Dunianya

95 22 7
                                    

Ga masalah kalo gada yang baca, karena lagi" author hanya iseng gaes. Tapi mending daripada punya reader yang gamau ngasih suara:|
.
.
.
.

Gibran sesekali tertawa kecil kala Awan dengan kocak menggoda gadis gadis yang lewat didepan meja mereka. Malam ini ke empat cowo itu tengah berada disebuah cafe dipinggir danau.

"Salah gak kalau gue ngajak Azura tunangan?" Pertanyaan Gibran sontak mengalihkan dunia dari teman-temannya.

"Serius banget, Gib?" Laskar menatap ragu pada Gibran.

"Lo pikir selama ini gue becanda?" Gibran kesal.

"Ya ngeliat tampang lo yang gini, kirain seleranya model atau apa," ujar Laskar seraya menatap dua temannya yang lain tampak keraguan dimata mereka.

Awan menjilat bibir, "gue kira selama ini Lo cuman main-main sama dia, Gib."

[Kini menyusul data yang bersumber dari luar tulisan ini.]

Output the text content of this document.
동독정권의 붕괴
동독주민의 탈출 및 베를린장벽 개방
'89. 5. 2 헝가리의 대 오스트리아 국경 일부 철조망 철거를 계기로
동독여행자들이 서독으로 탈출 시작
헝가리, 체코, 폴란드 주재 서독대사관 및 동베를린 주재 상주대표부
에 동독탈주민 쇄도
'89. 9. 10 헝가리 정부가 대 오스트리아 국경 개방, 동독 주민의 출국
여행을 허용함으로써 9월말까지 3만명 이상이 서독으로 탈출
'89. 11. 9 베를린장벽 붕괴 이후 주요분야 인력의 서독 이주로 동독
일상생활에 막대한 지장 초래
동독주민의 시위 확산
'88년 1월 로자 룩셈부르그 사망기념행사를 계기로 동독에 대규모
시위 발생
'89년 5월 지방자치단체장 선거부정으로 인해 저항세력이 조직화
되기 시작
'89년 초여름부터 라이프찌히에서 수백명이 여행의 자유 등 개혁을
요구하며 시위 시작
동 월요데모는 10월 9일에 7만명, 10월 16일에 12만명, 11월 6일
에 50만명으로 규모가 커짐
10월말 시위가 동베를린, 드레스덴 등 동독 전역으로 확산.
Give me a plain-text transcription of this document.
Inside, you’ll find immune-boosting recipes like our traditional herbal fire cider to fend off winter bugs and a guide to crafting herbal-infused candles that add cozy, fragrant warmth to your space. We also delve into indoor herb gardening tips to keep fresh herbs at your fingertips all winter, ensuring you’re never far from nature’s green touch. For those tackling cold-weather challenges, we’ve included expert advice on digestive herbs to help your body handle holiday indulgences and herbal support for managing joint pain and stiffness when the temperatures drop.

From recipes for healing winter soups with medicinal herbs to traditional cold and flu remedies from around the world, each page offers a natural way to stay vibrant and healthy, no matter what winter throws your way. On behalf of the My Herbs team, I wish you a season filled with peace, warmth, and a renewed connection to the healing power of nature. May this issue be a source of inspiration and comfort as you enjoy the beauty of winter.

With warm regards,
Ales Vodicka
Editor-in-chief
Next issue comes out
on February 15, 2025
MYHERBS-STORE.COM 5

Gibran berdecih, "fuck, lo pikir gue sebrengsek itu?" Gibran melempar tatapan tajamnya.

Awan cengengesan, cowo itu menyenggol Leo yang ada disebelahnya berusaha meminta bantuan. Pria bernama Leo itu mengubah posisi menjadi lebih serius.

"Ga salah gib, malah bagus. Hubungan lo sama Azura jadi lebih jelas keberadaannya. Tapi yang namanya tunangan, lo udah ga boleh main-main, karena kalian udah punya ikatan," Jelas cowo itu.

"Siapa yang main-main," cibir Gibran membalas.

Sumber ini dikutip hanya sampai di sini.